I recently collected email addresses of German parties for an experiment. I randomly drew 360 times out of a list of all 2060 German cities to get 60 addresses for each party in the Bundestag. Addresses from local branches were my preferred target, if an address wasn’t available because a branch did not exist or did not provide an email address I switched to the county level in which the city was located (I also checked county websites for addresses of local branches). In the end I had to switch more often than I expected.
Since by 2018 email addresses are an old way of communication the percentage of email addresses should provide a decent measure for how established a party is on the local level. Even if a local branch doesn’t maintain a website, at least the county branch should commonly provide an address to contact a local party branch.
For the 360 randomly chosen local branches I could only find 166 email addresses (46,1%). However, the differences between the parties were significant. The local branches of the CDU/CSU and the SPD nearly always existed and provided an address. Branches of the Greens and the FDP existed and gave an address a little less than half of the time. When collecting for Die Linke and the AfD I frequently had to switch to addresses on the county level.

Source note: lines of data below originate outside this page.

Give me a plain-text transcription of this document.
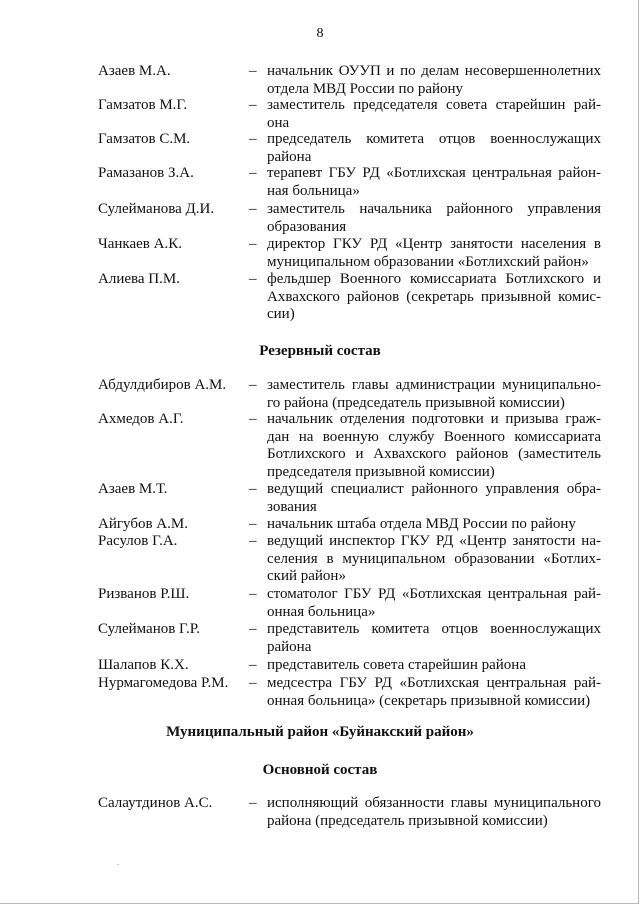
8
Резервный состав
Муниципальный район «Буйнакский район»
Основной состав
Азаев М.А.	– начальник ОУУП и по делам несовершеннолетних
отдела МВД России по району
Гамзатов М.Г.	– заместитель председателя совета старейшин рай-
она
Гамзатов С.М.	– председатель комитета отцов военнослужащих
района
Рамазанов З.А.	– терапевт ГБУ РД «Ботлихская центральная район-
ная больница»
Сулейманова Д.И. – заместитель начальника районного управления
образования
Чанкаев А.К.	– директор ГКУ РД «Центр занятости населения в
муниципальном образовании «Ботлихский район»
Алиева П.М.	– фельдшер Военного комиссариата Ботлихского и
Ахвахского районов (секретарь призывной комис-
сии)
Абдулдибиров А.М. – заместитель главы администрации муниципально-
го района (председатель призывной комиссии)
Ахмедов А.Г.	– начальник отделения подготовки и призыва граж-
дан на военную службу Военного комиссариата
Ботлихского и Ахвахского районов (заместитель
председателя призывной комиссии)
Азаев М.Т.	– ведущий специалист районного управления обра-
зования
Айгубов А.М.	– начальник штаба отдела МВД России по району
Расулов Г.А.	– ведущий инспектор ГКУ РД «Центр занятости на-
селения в муниципальном образовании «Ботлих-
ский район»
Ризванов Р.Ш.	– стоматолог ГБУ РД «Ботлихская центральная рай-
онная больница»
Сулейманов Г.Р.	– представитель комитета отцов военнослужащих
района
Шалапов К.Х.	– представитель совета старейшин района
Нурмагомедова Р.М. – медсестра ГБУ РД «Ботлихская центральная рай-
онная больница» (секретарь призывной комиссии)
Салаутдинов А.С. – исполняющий обязанности главы муниципального
района (председатель призывной комиссии)
.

Note that since the confidence intervals are large (20% points), differences between FDP, Greens/Die Linke and between the AfD/Die Linke are not significant on the 5% level.

The low coverage among the AfD isn’t surprising for a party that only exists since five years. Nevertheless if we compare the coverage of FDP (founded in 1948) with the Greens it’s clear that party age can’t really explain coverage. The coverages rather seems to increase in relation with the number of party members. Which is plausible since it is easier to establish branches on the local level with many members. By this measure Die Linke is a strong outlier; although the small sample size does not allow a certain conclusion. The party has slightly more members than the FDP, but by this measure would be far less established on the local level.

Party Number of members, Niedermayer (2017)
CDU & CSU 568,173
SPD 443,000
Greens 65,257
FDP 62,182
Die Linke 63,050
AfD 29,000

The availability of local addresses furthermore increases with the size of the respective city. Most likely because it becomes easier to set up a website the more fellow party members are around (or because internet connections are slightly less abysmal). Taking the natural logarithm of the population and the population per square kilometre the plot below shows in which cities I found local email addresses. In the smallest cities addresses are basically never available. This improves with the size of the city, although addresses may still not be available for local branches of the AfD or Die Linke.

Local branches with email address (black circles) are more common in larger cities.

Local branches with email address (black circles) are more common in larger cities.

I will probably revisit this topic at a later point in time to see how the AfD develops.